Tudo começa (ou recomeça?) meio sem foco, entre os lençóis. A luz no quarto é difusa, como os pensamentos. É segunda-feira. Olho no relógio do celular e não consigo enxergar direito as horas. O coelho fixa o relógio que carrega nas mãos e dispara: é tarde, é tarde.
Todos os dias eu penso que é tarde acordar depois das 8 da manhã. E não me compadeço de mim mesmo. Hoje, a culpa por não estar acordado como todos os outros trabalhadores, invade meu corpo inteiro que tenta deslizar para fora do edredom.Escandinávia? Penso em voz alta. É fácil... siga essa rua, depois vire à esquerda. A Escandinávia fica na esquina, perto de uma locadora pequena, quase-de-brinquedo. Ele não escuta, não vê, não percebe. Sai em disparada: é tarde, é tarde, muito tarde. Deixo minha culpa fugir com ele. Não o sigo e nem resmungo, ando como-que-sem-eira-nem-beira, seguindo a direção do banheiro. Paro na porta. Espero. Resolvo abrir a janela do quarto antes e espero de novo. Revoada de pássaros em plena selva de pedra. Seria isso epifania?

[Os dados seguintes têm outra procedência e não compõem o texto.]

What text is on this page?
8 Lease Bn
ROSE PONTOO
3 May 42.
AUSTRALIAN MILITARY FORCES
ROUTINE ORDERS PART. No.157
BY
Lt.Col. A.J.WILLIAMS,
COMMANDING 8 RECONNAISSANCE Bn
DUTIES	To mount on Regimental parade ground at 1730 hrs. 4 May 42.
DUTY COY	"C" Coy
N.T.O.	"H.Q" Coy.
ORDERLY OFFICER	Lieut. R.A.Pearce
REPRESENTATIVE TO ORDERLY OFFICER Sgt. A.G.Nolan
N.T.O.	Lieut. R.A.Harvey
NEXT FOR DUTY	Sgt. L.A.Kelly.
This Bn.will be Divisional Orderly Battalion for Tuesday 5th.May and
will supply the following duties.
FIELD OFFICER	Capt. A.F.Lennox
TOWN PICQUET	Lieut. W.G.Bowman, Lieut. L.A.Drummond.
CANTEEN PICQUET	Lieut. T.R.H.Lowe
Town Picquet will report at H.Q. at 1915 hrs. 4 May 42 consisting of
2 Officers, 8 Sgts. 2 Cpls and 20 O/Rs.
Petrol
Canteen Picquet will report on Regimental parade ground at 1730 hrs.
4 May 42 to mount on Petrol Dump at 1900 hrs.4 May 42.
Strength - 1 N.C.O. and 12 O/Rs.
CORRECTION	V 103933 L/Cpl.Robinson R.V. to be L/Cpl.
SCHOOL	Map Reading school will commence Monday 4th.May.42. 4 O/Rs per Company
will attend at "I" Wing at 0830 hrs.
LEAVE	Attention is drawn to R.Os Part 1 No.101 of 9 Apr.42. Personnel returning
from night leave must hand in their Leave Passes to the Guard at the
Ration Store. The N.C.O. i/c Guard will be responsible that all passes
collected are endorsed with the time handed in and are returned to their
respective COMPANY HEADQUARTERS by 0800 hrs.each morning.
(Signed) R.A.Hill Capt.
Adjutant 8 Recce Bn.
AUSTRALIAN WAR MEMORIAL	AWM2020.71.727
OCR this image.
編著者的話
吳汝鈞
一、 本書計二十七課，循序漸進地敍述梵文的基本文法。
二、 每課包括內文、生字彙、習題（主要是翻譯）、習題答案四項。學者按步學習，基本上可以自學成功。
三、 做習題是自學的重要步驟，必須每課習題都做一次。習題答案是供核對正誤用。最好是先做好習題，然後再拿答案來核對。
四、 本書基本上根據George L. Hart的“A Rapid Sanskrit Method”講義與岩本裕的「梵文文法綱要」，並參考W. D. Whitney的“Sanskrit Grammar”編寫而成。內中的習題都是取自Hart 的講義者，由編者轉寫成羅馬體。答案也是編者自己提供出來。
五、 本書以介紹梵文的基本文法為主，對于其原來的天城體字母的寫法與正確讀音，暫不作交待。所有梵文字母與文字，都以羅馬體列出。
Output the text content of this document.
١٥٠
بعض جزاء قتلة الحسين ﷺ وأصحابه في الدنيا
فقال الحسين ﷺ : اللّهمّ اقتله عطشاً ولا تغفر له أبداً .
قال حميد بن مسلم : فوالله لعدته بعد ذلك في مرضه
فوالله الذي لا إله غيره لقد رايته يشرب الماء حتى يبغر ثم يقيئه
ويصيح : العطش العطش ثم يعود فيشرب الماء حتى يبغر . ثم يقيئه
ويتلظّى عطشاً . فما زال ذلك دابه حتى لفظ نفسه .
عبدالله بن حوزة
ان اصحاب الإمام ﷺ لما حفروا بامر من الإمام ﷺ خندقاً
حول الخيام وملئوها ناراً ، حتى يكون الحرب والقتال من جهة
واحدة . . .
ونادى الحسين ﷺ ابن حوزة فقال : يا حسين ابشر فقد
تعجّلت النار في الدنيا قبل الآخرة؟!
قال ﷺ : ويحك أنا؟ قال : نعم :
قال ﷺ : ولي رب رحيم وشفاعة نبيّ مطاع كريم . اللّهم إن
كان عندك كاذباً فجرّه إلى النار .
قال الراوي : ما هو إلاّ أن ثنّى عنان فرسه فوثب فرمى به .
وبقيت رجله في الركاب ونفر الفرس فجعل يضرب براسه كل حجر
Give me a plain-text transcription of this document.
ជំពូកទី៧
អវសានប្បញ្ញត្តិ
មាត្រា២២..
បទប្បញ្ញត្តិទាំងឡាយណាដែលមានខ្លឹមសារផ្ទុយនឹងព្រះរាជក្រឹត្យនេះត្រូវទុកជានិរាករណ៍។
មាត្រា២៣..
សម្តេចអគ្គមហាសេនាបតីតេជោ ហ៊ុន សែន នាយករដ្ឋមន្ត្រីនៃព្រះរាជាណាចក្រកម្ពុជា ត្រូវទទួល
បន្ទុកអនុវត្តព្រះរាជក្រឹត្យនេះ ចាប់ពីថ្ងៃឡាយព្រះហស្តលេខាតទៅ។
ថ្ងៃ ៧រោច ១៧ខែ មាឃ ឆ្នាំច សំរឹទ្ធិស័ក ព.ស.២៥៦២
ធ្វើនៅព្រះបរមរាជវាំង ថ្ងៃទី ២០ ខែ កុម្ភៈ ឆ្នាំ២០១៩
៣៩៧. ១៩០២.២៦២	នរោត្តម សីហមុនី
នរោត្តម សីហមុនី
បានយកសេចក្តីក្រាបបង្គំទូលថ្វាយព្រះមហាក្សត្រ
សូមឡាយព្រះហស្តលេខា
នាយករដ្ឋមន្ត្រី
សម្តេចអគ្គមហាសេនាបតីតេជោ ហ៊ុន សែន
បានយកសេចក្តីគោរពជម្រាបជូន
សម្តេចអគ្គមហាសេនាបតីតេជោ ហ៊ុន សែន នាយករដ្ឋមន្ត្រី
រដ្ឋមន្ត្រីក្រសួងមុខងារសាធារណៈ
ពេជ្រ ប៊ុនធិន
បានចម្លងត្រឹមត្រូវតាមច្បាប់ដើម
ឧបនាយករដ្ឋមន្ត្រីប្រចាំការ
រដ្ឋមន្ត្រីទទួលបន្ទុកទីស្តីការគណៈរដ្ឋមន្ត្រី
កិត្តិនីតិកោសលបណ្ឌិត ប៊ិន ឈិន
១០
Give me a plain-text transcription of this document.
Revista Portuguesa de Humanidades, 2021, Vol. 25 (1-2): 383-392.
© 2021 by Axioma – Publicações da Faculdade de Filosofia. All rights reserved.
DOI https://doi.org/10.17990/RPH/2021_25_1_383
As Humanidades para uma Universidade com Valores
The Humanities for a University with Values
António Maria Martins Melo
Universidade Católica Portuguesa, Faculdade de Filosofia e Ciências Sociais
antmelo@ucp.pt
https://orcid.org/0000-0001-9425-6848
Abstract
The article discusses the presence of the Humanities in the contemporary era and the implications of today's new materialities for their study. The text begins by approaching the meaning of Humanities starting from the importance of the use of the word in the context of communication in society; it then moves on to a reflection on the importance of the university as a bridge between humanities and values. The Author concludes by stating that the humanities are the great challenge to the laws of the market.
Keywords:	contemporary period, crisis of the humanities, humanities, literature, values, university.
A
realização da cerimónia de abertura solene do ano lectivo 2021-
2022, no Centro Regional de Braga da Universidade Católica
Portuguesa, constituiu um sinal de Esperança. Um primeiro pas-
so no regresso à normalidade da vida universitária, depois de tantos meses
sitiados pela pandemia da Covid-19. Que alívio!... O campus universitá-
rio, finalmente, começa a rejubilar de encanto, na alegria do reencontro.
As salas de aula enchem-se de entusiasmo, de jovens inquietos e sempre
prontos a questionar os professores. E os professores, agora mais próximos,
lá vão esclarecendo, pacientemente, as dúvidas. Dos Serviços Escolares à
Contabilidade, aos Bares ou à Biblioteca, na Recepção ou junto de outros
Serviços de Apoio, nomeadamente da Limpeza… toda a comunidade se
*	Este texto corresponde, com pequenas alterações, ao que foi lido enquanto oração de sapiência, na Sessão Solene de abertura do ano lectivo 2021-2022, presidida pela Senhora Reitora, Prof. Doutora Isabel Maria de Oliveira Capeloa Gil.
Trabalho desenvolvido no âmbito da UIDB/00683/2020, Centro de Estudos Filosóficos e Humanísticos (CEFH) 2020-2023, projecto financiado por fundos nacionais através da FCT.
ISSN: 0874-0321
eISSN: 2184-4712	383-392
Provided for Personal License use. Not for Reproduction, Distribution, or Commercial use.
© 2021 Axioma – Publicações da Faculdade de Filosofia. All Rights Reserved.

Penso na alegria de ter uma segunda-feira inteira para escolher o que quero fazer e quando quero fazer. Sem regras ou horários que prendam minhas vontades em minutos de obrigações, me olho no espelho e passo a mão pelos cabelos que insistem em se amontoar lá nas alturas. Escovo os dentes, tomo uma ducha, fico só de cueca porque estou só em casa.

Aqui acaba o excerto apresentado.